The protocol used by the bandwidth meter is TCP NewReno. More technical details can be found in the following documents:

Implementation of the BW meter took the TCP in-kernel module as example and some snippets of code are mostly indentical (e.g. SRTT/RTTVAR/RTO computation). In the code it is also possible to find several references to RFC sections which explain what the code is doing.

A define of note is the Receiver/Advertised Window size, which has been fixed to 2^29 bytes. Common TCP implementations instead limit this size to 2^16 bytes and can reach such high value only if using the Window Scaling option. In the latter case the window size must be less than 2^30 and this is why of the chosen value for this implementation.

This value is important because it represents the limit for the Transmit Window size and so for the maximum amount of in-flight data.

Interaction between batctl and batman-adv

The BW meter is started using batctl, in particular is started by the batman-adv module when receiving a particular message on the ICMP socket. Such socket is used for communications between batctl and batman-adv which so far were limited to ICMP Echo Requests/Replies.

To inctroduce the BW meter, a new particular ICMP packet has been introduced: the ICMP USER packet. Such packet is used to send commands from batctl to batman-adv.

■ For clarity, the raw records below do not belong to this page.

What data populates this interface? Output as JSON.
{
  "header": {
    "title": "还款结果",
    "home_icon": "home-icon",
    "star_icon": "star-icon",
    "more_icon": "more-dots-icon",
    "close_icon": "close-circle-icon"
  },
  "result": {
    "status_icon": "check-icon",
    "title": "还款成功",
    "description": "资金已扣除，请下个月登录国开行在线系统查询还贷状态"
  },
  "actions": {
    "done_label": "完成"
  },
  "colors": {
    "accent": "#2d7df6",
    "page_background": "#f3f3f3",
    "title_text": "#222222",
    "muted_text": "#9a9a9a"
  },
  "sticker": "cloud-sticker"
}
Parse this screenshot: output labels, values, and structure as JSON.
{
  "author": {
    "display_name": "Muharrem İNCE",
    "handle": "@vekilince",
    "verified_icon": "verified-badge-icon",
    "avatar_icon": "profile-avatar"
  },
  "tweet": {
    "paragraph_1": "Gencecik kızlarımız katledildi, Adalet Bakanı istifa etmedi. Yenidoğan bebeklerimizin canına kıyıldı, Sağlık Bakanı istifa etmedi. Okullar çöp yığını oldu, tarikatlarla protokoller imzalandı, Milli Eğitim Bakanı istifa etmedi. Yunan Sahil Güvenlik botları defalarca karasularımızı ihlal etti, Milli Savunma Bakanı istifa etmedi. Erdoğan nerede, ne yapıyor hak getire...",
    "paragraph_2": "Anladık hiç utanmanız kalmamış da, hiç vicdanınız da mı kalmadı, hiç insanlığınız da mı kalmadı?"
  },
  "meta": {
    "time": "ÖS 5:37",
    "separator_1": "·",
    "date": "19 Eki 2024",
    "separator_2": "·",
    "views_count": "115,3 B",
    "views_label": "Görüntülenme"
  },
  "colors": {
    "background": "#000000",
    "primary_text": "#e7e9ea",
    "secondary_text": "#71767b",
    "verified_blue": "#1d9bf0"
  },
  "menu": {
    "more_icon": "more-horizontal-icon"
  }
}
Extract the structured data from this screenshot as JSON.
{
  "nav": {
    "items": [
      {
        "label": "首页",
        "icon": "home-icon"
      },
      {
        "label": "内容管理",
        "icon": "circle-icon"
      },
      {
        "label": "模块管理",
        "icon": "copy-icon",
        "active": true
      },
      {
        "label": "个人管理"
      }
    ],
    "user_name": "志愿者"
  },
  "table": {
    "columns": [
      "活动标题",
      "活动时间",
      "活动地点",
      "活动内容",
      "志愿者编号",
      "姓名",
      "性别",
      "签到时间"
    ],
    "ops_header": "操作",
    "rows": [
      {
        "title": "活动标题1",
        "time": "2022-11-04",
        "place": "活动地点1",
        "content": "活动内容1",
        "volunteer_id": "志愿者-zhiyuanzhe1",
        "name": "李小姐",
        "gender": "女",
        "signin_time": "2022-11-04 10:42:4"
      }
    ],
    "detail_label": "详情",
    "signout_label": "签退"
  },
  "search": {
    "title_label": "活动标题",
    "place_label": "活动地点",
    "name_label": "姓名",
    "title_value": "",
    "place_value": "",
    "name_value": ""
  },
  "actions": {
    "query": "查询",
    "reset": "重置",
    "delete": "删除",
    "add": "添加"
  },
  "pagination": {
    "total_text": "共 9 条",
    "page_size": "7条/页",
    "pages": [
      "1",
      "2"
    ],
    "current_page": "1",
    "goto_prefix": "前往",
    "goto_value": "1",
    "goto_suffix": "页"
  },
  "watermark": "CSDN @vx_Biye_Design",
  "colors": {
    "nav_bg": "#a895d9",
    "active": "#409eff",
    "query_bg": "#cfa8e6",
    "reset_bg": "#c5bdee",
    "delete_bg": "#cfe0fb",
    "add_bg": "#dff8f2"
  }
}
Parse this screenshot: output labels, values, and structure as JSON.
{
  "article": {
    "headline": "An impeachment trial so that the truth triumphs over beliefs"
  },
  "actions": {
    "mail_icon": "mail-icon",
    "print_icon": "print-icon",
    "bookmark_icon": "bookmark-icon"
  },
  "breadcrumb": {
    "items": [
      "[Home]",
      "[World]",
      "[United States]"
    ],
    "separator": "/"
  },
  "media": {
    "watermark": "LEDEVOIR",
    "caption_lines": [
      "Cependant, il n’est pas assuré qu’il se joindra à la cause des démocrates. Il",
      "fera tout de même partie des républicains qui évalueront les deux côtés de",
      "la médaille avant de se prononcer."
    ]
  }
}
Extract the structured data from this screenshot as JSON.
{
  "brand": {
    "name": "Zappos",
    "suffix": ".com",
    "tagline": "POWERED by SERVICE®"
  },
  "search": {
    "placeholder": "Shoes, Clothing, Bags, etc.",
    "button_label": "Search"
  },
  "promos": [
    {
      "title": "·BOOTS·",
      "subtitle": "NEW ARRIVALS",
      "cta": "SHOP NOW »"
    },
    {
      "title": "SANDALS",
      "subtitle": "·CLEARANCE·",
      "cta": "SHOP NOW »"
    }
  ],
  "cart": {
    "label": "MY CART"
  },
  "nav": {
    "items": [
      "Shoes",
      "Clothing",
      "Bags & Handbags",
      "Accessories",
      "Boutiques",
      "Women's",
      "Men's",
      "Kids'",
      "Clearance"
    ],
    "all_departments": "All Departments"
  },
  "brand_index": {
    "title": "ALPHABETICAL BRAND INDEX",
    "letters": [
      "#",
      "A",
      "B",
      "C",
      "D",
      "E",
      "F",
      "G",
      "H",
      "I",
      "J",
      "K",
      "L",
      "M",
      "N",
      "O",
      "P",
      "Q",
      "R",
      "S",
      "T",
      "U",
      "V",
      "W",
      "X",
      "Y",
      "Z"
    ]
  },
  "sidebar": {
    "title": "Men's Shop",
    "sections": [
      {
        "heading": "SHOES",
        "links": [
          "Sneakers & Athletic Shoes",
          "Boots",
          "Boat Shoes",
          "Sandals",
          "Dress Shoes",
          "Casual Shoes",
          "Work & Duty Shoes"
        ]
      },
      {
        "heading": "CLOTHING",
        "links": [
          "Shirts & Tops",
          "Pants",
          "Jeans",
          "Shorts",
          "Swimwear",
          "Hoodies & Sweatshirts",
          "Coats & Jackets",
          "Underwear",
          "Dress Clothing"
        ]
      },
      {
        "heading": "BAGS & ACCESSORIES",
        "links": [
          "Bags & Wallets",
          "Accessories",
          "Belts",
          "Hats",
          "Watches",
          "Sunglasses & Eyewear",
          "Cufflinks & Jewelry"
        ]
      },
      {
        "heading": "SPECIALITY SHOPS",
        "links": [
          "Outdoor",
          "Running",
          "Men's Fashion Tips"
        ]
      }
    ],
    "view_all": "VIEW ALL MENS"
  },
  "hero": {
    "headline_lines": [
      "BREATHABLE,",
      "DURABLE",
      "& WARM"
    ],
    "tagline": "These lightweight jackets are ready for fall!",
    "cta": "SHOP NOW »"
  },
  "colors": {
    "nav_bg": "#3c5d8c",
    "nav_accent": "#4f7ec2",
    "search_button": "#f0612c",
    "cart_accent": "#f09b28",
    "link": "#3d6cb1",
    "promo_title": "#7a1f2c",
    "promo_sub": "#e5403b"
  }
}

For the BW Meter there are two available commands:

  1. bw_start: initiate a new a BW measurement towards a selected node

  2. bw_stop: halt the selected BW measurement

The following picture depict the communication between batctl and batman-adv.

image0

The bw_stop command is used only when the user wants the test to be stopped before the predefined time elapses.

Once the test is finished, batman-adv will send back a particular packet, namely the ICMP BW RESULT, containing the time spent for the test and the amount of bytes correctly acked by the receiver. This information is then used by batctl to properly show the result to the user. The results are sent back in both the cases (test stopped by the user or test naturally ended because time is up).

The major difference between this ICMP operation and the old ones like PING or TRACEROUTE is that the packet sent by batctl is not directly forwarded to the network, but instead it is processed and consumed directly on the local node.

Performance

Theoretically we expected the performance of the bw meter to overcome iperf (when launched on the nodes themselves), but the experiments did not gave us the results we thought about. In particular we saw mostly the same throughput with both the bw meter and iperf.

In the test page it is possible to see the obtained values more in detail.